Nous pouvons également nous questionner sur les structures sociales actuelles. De nos jours, qui détient la première fonction liée à la souveraineté ? Comment la deuxième fonction apparaît t-elle ? Comment la protection est-elle mise en place ? Et enfin, qui produit, et comment est organisée la répartition des productions ? Méditer sur les structures sociales tout en prenant en compte cette tripartition peut nous permettre d'avoir un angle de vue différent.
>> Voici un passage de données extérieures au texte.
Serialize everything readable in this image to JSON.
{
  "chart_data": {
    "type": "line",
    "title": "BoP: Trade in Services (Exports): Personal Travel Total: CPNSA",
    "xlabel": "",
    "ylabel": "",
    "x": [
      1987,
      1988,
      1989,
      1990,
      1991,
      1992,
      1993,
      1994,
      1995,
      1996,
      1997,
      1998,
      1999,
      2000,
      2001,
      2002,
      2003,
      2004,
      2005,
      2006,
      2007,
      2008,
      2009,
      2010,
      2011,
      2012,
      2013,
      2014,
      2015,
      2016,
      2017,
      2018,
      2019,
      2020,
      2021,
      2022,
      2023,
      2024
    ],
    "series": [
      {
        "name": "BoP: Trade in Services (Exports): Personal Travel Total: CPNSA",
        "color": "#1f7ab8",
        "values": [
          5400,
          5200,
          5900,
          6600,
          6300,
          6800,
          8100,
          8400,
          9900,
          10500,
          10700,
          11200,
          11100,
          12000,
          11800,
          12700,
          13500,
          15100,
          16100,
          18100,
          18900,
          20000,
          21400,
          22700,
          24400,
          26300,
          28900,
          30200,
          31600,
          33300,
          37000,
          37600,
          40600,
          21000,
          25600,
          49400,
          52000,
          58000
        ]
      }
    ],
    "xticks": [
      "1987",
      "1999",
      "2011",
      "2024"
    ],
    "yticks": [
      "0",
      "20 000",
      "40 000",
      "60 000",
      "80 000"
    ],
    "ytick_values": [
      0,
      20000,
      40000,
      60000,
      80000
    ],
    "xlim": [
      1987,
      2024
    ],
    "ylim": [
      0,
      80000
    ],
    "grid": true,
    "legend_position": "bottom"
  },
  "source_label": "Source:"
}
Les croyances et la religion faisaient partie intégrante de la société. Cependant, de nos jours, les croyances ont été séparées de la vie quotidienne et du fonctionnement de la société. Réfléchir à un moyen d'équilibre entre les trois fonctions peut nous permettre d'articuler nos croyances autour de notre mode de vie. Réintégrer l'aspect religieux et lui redonner une place équilibrée, redonnerait du sens à cette tripartition, d'une façon moderne.


Prudences, limites et adaptations :


Ce travail de réflexion doit se faire avec un certain recul tout en faisant attention de ne pas tomber dans un piège : celui de vouloir à tout prix figer des individus dans une seule case correspondant à l'une des trois fonctions. Interpréter la tripartition indo-européenne comme quelque chose de rigide ne me semble pas pertinent. Le risque serait d'assigner des rôles fixes à certaines catégories de personnes au lieu de voir un dynamisme pouvant évoluer. Cette tripartition ne doit pas être vue comme une règle stricte mais plutôt comme une invitation à la réflexion dans nos équilibres personnelles et collectifs. Elle peut être un outil dynamique et symbolique.


Conclusion :


Réfléchir sur la façon dont nous pouvons réintégrer cette tripartition est un moyen de « réactualiser » les anciennes traditions dans notre monde actuel. Cette tripartition indo-européenne, mise en place par Dumézil est avant tout un mode de lecture. Elle nous permet d'éclairer les mythes et de dépasser la lecture purement folklorique.

Vivre une religion ancienne de nos jours, ne se limite pas à réaliser un rite ou bien à faire une offrande aux divinités le week-end. La religion était quelque chose d'ancrée dans la vie quotidienne. En comprendre sa structure et ses archétypes, et les réintégrer dans notre monde, devrait faire partie intégrante de la pratique religieuse. Cette structure peut-être un socle souple et dynamique qui nous évite aussi de tomber dans les dérives New-Age qui valorisent l'invention et l'improvisation dans un cadre non structuré et sans repère. Enfin, cette structure trifonctionnelle peut donner un sens moderne à notre pratique sur des bases traditionnelles. C'est là, tout le travail du reconstructionnisme.